Vous avez deux filles, âgées de un et de trois ans. Quelles sont vos expériences à cet égard?
Je n’ai personnellement aucune formation pédagogique et j’apprécie que nos enfants soient très bien pris en charge dans une crèche professionnelle. Les enfants y apprennent à développer la pensée logique de manière ludique, et c’est un lieu où leur habileté, leur créativité et leurs compétences sociales sont stimulées. En tant que parents, nous essayons de donner beaucoup de liberté à nos enfants. Ils doivent pouvoir faire leurs propres expériences. Mais partout où leur sécurité est en jeu, que ce soit dans le trafic ou près d’un plan d’eau, les règles en vigueur sont très claires.

Comment vivez-vous l’équilibre entre le travail et la vie familiale?
Je vais être honnête: en Suisse, cet équilibre est encore très difficile à atteindre. Nous sommes dans la même situation que de nombreuses familles au milieu de leur vie, qui tentent, d’une manière ou d’une autre, de concilier la garde des enfants et l’exercice de leur profession. La difficulté réside déjà dans le fait que les horaires de travail ne coïncident pas avec l’horaire d’ouverture de la crèche. Donc, c’est vrai, c’est tout sauf facile.
Toutes les familles ayant de jeunes enfants s’aperçoivent vite qu’en Suisse, l’infrastructure dans ce domaine est lacunaire. À cela s’ajoutent les effets négatifs d’un revenu plus élevé: en Suisse, confier des enfants à une garde externe est, pour beaucoup de parents, tellement cher qu’il ne vaut pas la peine que la deuxième personne du foyer travaille. Le revenu supplémentaire est absorbé dans les frais de garde et les impôts. Des sondages montrent qu’environ 15% des mères ayant des enfants travailleraient volontiers davantage, autrement dit, elles seraient disposées à travailler un plus grand nombre d’heures, mais elles ne concrétisent pas ce souhait, car une telle option n’est pas réalisable sur le plan financier ou pratique. Au 21e siècle, dans un pays réputé pour ses innovations et qui se profile volontiers comme étant pionnier, cela est révélateur d’une certaine pauvreté.
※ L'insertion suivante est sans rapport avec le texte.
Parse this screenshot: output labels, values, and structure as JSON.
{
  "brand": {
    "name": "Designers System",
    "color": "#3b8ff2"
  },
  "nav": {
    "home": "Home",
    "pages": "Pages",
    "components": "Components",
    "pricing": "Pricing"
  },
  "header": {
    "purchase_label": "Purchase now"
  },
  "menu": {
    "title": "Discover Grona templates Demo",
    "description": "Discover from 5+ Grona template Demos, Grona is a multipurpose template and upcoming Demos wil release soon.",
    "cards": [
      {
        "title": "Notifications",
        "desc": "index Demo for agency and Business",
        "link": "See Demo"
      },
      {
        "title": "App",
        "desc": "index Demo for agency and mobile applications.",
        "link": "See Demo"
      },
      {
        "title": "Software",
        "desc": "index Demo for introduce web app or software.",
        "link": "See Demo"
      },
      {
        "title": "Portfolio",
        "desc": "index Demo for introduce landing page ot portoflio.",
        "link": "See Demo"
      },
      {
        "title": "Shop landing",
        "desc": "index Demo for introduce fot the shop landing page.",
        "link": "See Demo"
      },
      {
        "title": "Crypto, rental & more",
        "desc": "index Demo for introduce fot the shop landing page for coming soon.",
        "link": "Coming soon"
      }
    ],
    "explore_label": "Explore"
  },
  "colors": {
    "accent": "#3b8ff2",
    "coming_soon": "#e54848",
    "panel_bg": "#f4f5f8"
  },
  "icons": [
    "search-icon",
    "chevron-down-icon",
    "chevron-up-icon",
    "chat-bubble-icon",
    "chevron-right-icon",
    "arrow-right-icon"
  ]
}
Pourquoi vous êtes-vous engagée comme membre responsable de READY!, et donc pour une politique globale de la petite enfance?
C’est évident pour moi. Les thèmes et les objectifs de READY! font partie des sujets essentiels pour moi et pour lesquels je me bats depuis des décennies. L’un de mes premiers dossiers politiques lorsque j’étais encore conseillère municipale à Berne était l’introduction des bons de placement (financement axé sur la personne) dans les crèches de la ville de Berne. En lançant ce système, on a pu créer un grand nombre de nouvelles places en crèches tout en garantissant la qualité. Ce fut un grand succès! Mais c’est un fait qu’en Suisse, on manque toujours de places en général, notamment de places à un tarif abordable. À bien des niveaux, le potentiel d’amélioration est réel. C’est pourquoi les initiatives telles que READY! sont importantes, car elles nous aident à avancer.

Comment progresser?
C’est une politique des petits pas. Malheureusement, les milieux politiques en général ne sont pas encore suffisamment informés ou conscients qu’il vaut la peine d’investir dans la petite enfance. Il faut le répéter encore et le dire bien fort: les premières années de vie d’un enfant sont absolument décisives, c’est là que sont posés les jalons de l’avenir. Cette période a une influence énorme sur le métier, le revenu, l’éducation de la personne, et donc sur la structure de notre société. Il s’agit d’un investissement important dans les générations futures. Il est frustrant de constater que malgré ces avantages énormes, notamment pour l‘économie nationale, les progrès sont si faibles.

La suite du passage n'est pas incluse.